Recientemente fui invitada a participar en una de las jornadas del Premio Formentor. Debía hablar de un libro, yo elegí Un viaje al final del milenio, del escritor israelí y sefardí Abraham B. Yehoshua. Las jornadas tenían lugar en Marrakech, donde se entregaba el Premio Formentor al escritor László Krasznahorkai.
Al escritor Abraham B. Yehoshua le conocí en Madrid, uno de los escritores israelíes más traducidos en España y quien se vinculaba con nuestro país por su origen sefardí.

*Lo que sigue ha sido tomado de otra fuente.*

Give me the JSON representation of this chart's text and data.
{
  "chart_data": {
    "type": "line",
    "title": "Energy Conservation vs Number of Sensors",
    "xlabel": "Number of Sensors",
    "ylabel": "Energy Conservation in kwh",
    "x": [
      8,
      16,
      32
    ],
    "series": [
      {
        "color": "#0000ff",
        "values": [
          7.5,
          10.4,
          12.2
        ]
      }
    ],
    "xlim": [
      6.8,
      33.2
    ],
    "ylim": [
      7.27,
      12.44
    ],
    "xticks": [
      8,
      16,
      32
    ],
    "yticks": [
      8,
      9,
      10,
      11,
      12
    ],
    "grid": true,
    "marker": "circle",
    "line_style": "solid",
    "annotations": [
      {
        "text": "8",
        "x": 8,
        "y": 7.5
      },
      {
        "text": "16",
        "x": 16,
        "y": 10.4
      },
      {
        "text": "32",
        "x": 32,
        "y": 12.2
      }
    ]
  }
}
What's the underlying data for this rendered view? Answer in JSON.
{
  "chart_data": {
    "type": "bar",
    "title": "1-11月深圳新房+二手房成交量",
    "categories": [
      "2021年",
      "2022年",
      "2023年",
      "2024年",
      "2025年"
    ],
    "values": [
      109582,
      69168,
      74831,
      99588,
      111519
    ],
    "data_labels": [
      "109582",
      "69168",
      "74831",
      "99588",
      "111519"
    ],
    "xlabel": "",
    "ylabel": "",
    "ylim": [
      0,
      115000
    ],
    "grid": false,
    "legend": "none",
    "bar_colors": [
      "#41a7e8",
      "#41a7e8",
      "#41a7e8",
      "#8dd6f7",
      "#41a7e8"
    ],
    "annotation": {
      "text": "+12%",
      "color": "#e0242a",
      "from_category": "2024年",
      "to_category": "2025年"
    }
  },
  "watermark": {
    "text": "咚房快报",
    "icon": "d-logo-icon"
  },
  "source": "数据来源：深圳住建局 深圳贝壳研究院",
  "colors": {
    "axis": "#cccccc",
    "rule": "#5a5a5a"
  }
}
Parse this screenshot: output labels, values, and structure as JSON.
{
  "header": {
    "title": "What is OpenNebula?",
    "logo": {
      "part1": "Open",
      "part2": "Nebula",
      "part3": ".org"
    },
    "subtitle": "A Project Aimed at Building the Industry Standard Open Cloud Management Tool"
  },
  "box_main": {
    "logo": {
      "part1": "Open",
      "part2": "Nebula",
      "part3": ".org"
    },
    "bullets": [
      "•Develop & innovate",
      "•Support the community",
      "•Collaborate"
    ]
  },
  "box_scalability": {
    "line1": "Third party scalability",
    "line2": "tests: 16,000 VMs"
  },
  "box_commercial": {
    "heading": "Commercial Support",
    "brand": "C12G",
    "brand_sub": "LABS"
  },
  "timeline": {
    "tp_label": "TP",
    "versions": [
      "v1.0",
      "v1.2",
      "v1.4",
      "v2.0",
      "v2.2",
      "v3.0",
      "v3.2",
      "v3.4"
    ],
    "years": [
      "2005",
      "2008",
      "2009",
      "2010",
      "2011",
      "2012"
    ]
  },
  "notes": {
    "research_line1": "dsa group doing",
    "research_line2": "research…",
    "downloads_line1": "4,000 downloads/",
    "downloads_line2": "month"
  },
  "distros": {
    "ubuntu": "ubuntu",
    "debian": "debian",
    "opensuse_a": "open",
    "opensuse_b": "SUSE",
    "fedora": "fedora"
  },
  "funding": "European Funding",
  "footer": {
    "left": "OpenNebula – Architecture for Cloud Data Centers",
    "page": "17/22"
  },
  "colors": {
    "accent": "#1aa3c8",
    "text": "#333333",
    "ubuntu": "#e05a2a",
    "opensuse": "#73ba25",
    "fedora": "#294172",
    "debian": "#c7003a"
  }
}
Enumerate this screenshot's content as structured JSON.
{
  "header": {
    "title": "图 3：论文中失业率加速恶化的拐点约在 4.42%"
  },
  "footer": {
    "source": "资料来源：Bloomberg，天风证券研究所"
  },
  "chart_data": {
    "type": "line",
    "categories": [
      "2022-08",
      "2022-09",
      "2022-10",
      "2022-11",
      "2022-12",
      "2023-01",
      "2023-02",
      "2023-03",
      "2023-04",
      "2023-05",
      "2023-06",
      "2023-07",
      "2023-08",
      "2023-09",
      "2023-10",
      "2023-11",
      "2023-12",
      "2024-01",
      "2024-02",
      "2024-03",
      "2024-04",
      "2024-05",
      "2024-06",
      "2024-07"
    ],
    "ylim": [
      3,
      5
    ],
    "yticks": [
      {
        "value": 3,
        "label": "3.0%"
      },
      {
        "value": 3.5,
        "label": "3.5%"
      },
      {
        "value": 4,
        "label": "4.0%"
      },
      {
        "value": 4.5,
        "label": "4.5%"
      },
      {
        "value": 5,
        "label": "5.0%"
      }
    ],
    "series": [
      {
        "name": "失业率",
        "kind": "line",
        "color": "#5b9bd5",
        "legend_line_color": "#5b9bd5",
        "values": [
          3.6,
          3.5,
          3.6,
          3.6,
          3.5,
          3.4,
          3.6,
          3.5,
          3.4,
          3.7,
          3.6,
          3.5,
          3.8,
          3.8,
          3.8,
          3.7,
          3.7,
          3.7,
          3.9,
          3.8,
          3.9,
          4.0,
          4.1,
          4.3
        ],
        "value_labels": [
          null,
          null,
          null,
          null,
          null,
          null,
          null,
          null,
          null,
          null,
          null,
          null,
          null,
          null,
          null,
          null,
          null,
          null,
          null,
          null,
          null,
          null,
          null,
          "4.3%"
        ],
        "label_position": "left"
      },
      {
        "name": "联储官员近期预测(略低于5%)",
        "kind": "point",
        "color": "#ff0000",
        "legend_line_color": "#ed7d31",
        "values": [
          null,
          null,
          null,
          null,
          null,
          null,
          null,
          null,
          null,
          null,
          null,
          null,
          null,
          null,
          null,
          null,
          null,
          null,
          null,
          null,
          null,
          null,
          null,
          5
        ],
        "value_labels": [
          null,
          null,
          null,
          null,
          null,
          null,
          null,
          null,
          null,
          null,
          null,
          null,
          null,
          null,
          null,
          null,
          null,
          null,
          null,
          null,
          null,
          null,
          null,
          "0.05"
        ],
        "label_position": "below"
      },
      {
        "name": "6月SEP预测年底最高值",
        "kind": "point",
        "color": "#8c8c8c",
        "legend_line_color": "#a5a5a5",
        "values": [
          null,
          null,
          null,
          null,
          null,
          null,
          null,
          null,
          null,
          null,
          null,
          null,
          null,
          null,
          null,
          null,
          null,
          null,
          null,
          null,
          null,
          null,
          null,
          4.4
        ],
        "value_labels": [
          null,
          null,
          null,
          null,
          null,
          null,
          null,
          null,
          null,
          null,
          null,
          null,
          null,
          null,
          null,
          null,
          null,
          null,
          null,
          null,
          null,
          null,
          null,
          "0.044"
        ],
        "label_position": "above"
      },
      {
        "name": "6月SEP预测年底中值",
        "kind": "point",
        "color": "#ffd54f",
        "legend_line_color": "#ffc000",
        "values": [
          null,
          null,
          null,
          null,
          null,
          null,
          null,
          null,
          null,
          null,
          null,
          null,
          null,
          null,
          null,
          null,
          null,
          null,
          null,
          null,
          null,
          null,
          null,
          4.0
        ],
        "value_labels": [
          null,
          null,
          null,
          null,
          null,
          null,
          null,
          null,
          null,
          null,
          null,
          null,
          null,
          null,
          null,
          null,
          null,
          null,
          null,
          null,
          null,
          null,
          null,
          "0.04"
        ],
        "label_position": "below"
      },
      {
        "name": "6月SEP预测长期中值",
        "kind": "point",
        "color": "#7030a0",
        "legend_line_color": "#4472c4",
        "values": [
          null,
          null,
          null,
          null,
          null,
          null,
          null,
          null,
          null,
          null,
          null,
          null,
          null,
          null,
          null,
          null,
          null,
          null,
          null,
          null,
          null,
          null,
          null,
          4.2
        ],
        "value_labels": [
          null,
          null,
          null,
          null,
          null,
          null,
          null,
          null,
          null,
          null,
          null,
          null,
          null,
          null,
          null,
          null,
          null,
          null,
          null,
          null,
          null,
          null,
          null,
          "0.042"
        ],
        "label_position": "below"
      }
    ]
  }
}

Descubrí después, mientras preparaba la charla, que estuvo en Marrakech, que también su familia de España se había ido a Marruecos y luego a Jerusalén, donde vivieron durante siglos bajo los distintos imperios, hasta la creación de Israel.
A los sefardíes nos preguntan si sabemos dónde vivieron nuestros antepasados antes de la expulsión, como si fuera fácil saber de dónde eran nuestros familiares de hace quinientos años. No recuerdo preguntárselo a Yehoshua ni preguntar por el tópico de las llaves, metáfora hermosa pero falsa (en muchos casos). Tetuán, a donde llegaron mis antepasados, se pobló con exiliados de Granada, pero mi familia sentía una afinidad especial por Extremadura. Yo en una ocasión elegí Cáceres como principio. Sucedió tiempo atrás, pero antes vuelvo a Marrakech.
En las jornadas del Premio Formentor de repente recordé que el nombre de László no me era ajeno. No había leído su obra, pero sí el relato de mi amiga Mercedes Monmany (a quien entre otros dedicó el premiado su discurso), sobre una visita a Cáceres con el premiado y su editor de entonces, Jaume Vallcorba. Recordé su libro y recordé el artículo: «Europa de Extremadura a Berlín».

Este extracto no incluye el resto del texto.